Looking, Creating, Feeling: With Art you have it all

Don’t you just wish you could touch a work of art in a gallery or a museum? There are all of those strokes on the canvas or a shiny metal of a huge sculpture that moves when you breathe on it. Sometimes you can even see fingerprints in the surface of a clay pot. If you could only see if the size of the artist’s thumb matches your own…


BeepBeepBeepBeepBeeeeeeeep…back up, ma’am.

Mark Rothko left specific instructions that he wanted his paintings to be seen up close, 6” away to be exact. Then the Viewer would be enveloped by the massive, deceptively- simple blocks of color. As you stood there almost touching the painting, you would be in another state of mind and wrapped quietly in his blanket of emotion.

When I saw my first Rothko, I could stand that closely. No alarms were installed in the museum then, and security guards spent most of their time asking (no…ordering) Viewers not to touch. I wasn’t THAT close, just trying to guesstimate 6” from my nose to the canvas.

Now, alarms do the work for them, and the guards have to resort to cruising through Facebook to pass the hours.

Next time, you’re in a museum, shock them by asking, “Hey, what’s your favorite piece in this exhibit?” You might be surprised at how they perk up! They know more about that show than anyone realizes and would appreciate the distraction. After all, they’re not guards at Buckingham Palace who would lose their jobs if they smiled.

Nevertheless, I still don’t think they’re going to let you touch a work of art no matter how much you schmooze and fake interest in their artistic opinion. Oh, that’s just a hunch…not that I’ve tried it or anything…

BONUS post: Nah...I'm not an Air-quote Artist Either

There are Artists and then there are air-quote Artists. The “Artists” are those who make a ton of money selling themselves, may or may not be good at creating art and will be remembered in an art anthology somewhere forever.

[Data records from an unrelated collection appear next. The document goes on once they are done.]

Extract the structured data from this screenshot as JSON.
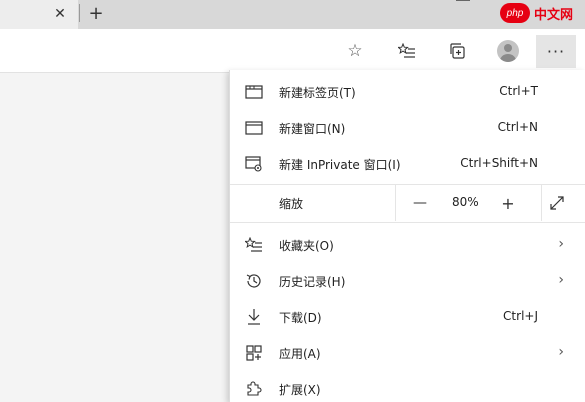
{
  "tabstrip": {
    "close_glyph": "✕",
    "newtab_glyph": "+"
  },
  "watermark": {
    "badge": "php",
    "text": "中文网"
  },
  "toolbar": {
    "more_glyph": "···",
    "star_glyph": "☆"
  },
  "menu": {
    "items": [
      {
        "label": "新建标签页(T)",
        "shortcut": "Ctrl+T",
        "icon": "new-tab-icon"
      },
      {
        "label": "新建窗口(N)",
        "shortcut": "Ctrl+N",
        "icon": "new-window-icon"
      },
      {
        "label": "新建 InPrivate 窗口(I)",
        "shortcut": "Ctrl+Shift+N",
        "icon": "inprivate-window-icon"
      },
      {
        "label": "收藏夹(O)",
        "shortcut": "",
        "icon": "favorites-icon",
        "submenu": true
      },
      {
        "label": "历史记录(H)",
        "shortcut": "",
        "icon": "history-icon",
        "submenu": true
      },
      {
        "label": "下载(D)",
        "shortcut": "Ctrl+J",
        "icon": "download-icon"
      },
      {
        "label": "应用(A)",
        "shortcut": "",
        "icon": "apps-icon",
        "submenu": true
      },
      {
        "label": "扩展(X)",
        "shortcut": "",
        "icon": "extensions-icon"
      }
    ],
    "zoom": {
      "label": "缩放",
      "minus": "—",
      "value": "80%",
      "plus": "+"
    },
    "arrow_glyph": "›"
  },
  "colors": {
    "tabstrip_bg": "#d8d8d8",
    "toolbar_bg": "#ffffff",
    "menu_bg": "#ffffff",
    "watermark_red": "#e60012"
  }
}
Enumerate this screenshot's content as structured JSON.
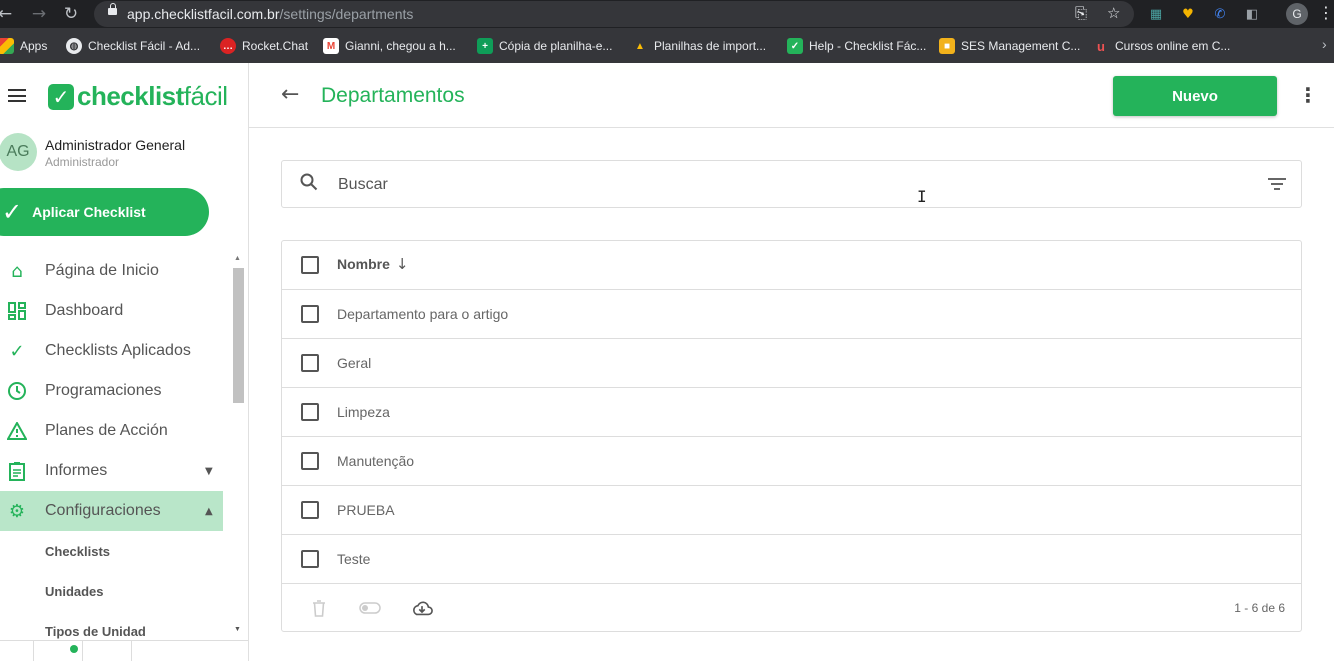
{
  "browser": {
    "url_host": "app.checklistfacil.com.br",
    "url_path": "/settings/departments",
    "profile_initial": "G",
    "bookmarks": [
      {
        "label": "Apps",
        "icon": "apps-grid-icon",
        "color": "#ea4335"
      },
      {
        "label": "Checklist Fácil - Ad...",
        "icon": "globe-icon",
        "color": "#9aa0a6"
      },
      {
        "label": "Rocket.Chat",
        "icon": "rocketchat-icon",
        "color": "#db2323"
      },
      {
        "label": "Gianni, chegou a h...",
        "icon": "gmail-icon",
        "color": "#ea4335"
      },
      {
        "label": "Cópia de planilha-e...",
        "icon": "sheets-icon",
        "color": "#0f9d58"
      },
      {
        "label": "Planilhas de import...",
        "icon": "drive-icon",
        "color": "#fbbc04"
      },
      {
        "label": "Help - Checklist Fác...",
        "icon": "checklist-icon",
        "color": "#24b35a"
      },
      {
        "label": "SES Management C...",
        "icon": "box-icon",
        "color": "#f2b21b"
      },
      {
        "label": "Cursos online em C...",
        "icon": "udemy-icon",
        "color": "#ec5252"
      }
    ]
  },
  "app": {
    "brand_color": "#24b35a",
    "logo": {
      "bold": "checklist",
      "light": "fácil"
    },
    "user": {
      "initials": "AG",
      "name": "Administrador General",
      "role": "Administrador"
    },
    "apply_button": "Aplicar Checklist",
    "menu": [
      {
        "label": "Página de Inicio",
        "icon": "home-icon"
      },
      {
        "label": "Dashboard",
        "icon": "dashboard-icon"
      },
      {
        "label": "Checklists Aplicados",
        "icon": "check-icon"
      },
      {
        "label": "Programaciones",
        "icon": "clock-icon"
      },
      {
        "label": "Planes de Acción",
        "icon": "warning-icon"
      },
      {
        "label": "Informes",
        "icon": "clipboard-icon"
      },
      {
        "label": "Configuraciones",
        "icon": "gear-icon"
      }
    ],
    "submenu": [
      "Checklists",
      "Unidades",
      "Tipos de Unidad"
    ]
  },
  "page": {
    "title": "Departamentos",
    "new_button": "Nuevo",
    "search_placeholder": "Buscar",
    "table": {
      "header": "Nombre",
      "rows": [
        "Departamento para o artigo",
        "Geral",
        "Limpeza",
        "Manutenção",
        "PRUEBA",
        "Teste"
      ],
      "pager": "1 - 6 de 6"
    }
  }
}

Then there are the rest of us…no, this isn’t a pity-fest. We’re obviously not the Top 1%, and it’s just the reality of the average working Artist. We make a few thousand selling our work, may or may not be good at creating art and we will probably never end up in an art history book of any kind.

What do we have that air-quote Artists don’t have? We have a big fat inventory of work! For every piece that sells, we probably have five more that didn’t sell and ten more that hit the garbage can.

That’s OK, we say, as we ungratefully take on the role of underdog. We’re having fun. Uh…to an extent, that’s part of it, but the fun is only a biproduct IF in fact you classify our work as “fun” (ooh…air-quote fun!)

It’s more of a reward for busting butt in the studio. It’s a self-pat on the back for taking precious time away from life to make something, anything, that gives us that warmth inside.

Yes, it would be great to share that goo-goo feeling with someone else, but just looking at art is not the same as generating a product. Fingers touching the oozing acrylic as it washes from a brush…scratching a surface with a straightened paper clip to form a line…falling in love with a tool for the sheer joy of ownership.

Silly to some, but hey, we could have worse quirks. If you live with us on a daily basis, give us this precious time to play. We may not be pulling in the big bucks or the fame, but we’re so gosh-gee-whiz happier for it.